Asphaltenes are nanocolloidal structurespresent in various petroleum deposits. High asphaltene content in heavy oils causes the formation of clusters, the largest asphaltene nanocolloidal particles, driving a large gravity gradient of asphaltenes. Viscosity is highly correlated with asphaltene content; therefore, heavy oils are often associated with large viscosity gradients. Large oil-to-water viscosity ratios result in the fingering of injection water into oil columns and reduce sweep efficiency during production. Cluster accumulation at the base of a heavy oil column often leads to tar mat formation at the oil-water contact (OWC), sealing the aquifer from the oil and precluding pressure support and aquifer sweep. Thus, modeling the formation of viscous oils and tar mats is critical for production planning.
Asphaltenes are established to have a nanocolloidal structure in a large, anticlinal Middle East reservoir that is well connected as proven by equilibrated asphaltenes, production data, and pressure measurements, and contains black oil in the crest and 100-km rim of heavy oil underlain by ~10m tar mat. Asphaltenes in the black oil exist as nanoaggregates causing a small gradient under the influence of gravity, while asphaltene clusters in the heavy oil exhibit large gradients in density and viscosity. Both asphaltene gradients are matched by Flory-Huggins-Zuo equation of state (FHZ EoS). Over 60m of depth, asphaltene concentrations and viscosity values increase by factors of 10 and 1000, respectively. We use reservoir flow simulation of charge to show the formation of the viscous oil and tar mat. Our simulations honor the well-established nanocolloidal structure of asphaltenes and show how to generate gradients under the influence of gravity. We also investigate the impact of simulation parameters (e.g., reservoir geometry, dip angle) and charge conditions (e.g., charge duration) on asphaltene distributions.
We model the following reservoir fluid geodynamic processes leading to current fluid measurements. First, the reservoir is charged with heavy oil. Second, gravity gradients are established from vertical migration of heavy asphaltenes to lower positions (base of the crest or base of the formation interval). This creates a density inversion; the heavier oil at the base of the interval upstructure is more dense than the asphaltene-depleted oil at the top of the interval downstructure. Third, this density inversion causes Boycott convection which transports newly-created heavier oil to the base of the reservoir and lighter oil to the top of the reservoir. Subsequent to Boycott convection, asphaltene equilibration at the base of the column yields very high asphaltene concentrations at the oil-water contact. If the asphaltene concentration exceeds the solvency capacity of the oil for asphaltenes, then asphaltene phase-separation and deposition proceed creating a tar mat. The modeling mechanism is consistent with geochemical measurements, saturation pressure, and gas-oil ratio (~100 SCF/STB). Core plugs from six tar mat wells exhibit significant variation in asphaltene content from 30% to 65%. Tar mat wells establish that 1) tar mat is a two-phase system of very high asphaltene and oil phases and 2) the mechanism proposed agrees with tar mat well properties.

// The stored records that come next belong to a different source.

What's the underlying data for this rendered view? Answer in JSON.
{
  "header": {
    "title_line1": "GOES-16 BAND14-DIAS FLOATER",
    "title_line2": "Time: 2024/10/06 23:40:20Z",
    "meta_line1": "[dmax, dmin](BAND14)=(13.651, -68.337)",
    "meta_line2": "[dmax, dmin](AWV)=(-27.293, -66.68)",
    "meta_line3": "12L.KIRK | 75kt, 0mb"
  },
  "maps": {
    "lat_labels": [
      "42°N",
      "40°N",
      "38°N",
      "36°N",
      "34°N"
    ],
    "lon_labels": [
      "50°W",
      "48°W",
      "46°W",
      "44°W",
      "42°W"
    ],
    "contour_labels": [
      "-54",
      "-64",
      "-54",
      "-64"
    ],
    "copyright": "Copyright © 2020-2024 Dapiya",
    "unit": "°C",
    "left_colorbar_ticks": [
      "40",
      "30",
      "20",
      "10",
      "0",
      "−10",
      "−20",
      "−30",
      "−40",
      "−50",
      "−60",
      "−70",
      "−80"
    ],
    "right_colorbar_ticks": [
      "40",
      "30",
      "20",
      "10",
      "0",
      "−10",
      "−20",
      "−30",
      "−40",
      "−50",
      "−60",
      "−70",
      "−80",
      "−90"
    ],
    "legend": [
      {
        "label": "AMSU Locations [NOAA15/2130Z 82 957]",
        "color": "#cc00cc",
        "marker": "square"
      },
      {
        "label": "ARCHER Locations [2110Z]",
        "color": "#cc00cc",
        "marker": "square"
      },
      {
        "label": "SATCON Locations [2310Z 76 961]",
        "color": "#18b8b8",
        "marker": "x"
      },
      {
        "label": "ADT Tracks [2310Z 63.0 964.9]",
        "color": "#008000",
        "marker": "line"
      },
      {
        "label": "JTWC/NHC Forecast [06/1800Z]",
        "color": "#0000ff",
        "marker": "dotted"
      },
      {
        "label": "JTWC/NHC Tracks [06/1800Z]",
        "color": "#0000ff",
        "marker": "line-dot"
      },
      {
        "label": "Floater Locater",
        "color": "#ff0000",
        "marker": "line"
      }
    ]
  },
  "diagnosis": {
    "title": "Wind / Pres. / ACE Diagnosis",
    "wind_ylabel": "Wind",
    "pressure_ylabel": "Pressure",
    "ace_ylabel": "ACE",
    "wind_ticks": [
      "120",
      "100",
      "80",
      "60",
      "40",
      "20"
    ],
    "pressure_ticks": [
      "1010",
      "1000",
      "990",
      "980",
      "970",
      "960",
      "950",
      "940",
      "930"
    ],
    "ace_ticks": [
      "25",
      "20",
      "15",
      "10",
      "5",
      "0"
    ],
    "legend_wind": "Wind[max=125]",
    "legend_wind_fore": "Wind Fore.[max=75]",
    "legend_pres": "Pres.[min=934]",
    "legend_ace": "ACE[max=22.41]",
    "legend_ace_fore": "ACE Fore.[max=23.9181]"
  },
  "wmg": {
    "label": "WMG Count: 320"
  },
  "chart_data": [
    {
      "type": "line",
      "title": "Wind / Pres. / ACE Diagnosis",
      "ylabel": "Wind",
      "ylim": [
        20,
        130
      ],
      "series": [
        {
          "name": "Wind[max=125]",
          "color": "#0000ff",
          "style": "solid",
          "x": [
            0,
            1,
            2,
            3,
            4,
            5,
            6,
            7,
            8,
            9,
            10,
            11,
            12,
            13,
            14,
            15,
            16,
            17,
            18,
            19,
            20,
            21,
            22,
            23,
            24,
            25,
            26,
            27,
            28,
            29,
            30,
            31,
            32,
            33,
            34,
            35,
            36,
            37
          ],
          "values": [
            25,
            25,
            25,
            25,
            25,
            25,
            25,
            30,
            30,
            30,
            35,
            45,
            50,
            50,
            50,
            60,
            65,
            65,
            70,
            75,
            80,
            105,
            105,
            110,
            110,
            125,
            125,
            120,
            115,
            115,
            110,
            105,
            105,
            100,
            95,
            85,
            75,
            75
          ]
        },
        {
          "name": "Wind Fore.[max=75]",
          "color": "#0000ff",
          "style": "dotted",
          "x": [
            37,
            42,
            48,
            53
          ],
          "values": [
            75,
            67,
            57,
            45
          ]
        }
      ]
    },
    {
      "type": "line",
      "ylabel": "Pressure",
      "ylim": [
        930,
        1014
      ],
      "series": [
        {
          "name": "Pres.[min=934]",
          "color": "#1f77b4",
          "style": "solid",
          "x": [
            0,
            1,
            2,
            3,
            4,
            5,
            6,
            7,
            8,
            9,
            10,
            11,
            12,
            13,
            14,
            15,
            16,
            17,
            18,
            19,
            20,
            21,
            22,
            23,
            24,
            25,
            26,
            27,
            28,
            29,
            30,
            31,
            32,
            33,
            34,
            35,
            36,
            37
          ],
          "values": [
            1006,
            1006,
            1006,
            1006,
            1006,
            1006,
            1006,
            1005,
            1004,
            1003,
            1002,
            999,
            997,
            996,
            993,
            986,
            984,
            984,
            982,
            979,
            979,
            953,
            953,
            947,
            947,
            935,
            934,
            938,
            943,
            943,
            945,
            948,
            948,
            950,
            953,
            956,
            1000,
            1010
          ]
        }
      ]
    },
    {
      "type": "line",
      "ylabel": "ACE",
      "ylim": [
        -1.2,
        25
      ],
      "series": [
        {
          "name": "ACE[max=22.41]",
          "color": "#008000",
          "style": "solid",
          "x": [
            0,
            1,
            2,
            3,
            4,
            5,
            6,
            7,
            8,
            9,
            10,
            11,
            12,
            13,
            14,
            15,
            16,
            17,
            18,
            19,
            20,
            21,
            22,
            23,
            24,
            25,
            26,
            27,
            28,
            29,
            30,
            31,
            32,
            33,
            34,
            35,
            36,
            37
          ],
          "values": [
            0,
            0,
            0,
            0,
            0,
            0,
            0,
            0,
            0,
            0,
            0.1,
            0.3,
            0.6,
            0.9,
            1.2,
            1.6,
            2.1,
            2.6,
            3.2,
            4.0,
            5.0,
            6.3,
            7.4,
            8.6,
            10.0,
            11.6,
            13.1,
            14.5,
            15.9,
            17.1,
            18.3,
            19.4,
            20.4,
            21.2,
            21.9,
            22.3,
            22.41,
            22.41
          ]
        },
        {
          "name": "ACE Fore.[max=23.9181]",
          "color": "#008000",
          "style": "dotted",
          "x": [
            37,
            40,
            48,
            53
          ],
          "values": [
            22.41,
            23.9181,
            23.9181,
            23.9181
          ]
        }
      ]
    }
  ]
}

Asphaltene nanocolloidal gravity gradients are established vertically while Boycott convection transports dense oil to the base of the reservoir leading to formation of viscous oil and tar mat. The simulations also show that upwelling at the oil-water contact associated with countercurrent flow of Boycott convection precludes asphaltene colloidal settling at the OWC which is required to obtain very high asphaltene concentrations and tar mat formation. Thus, tar mats form when charge is complete but generally not prior to the completion of charge. Here we show for the first time that reservoir flow simulation of charge can honor the basic physics of mass transport in the reservoir and predict tar mat formation.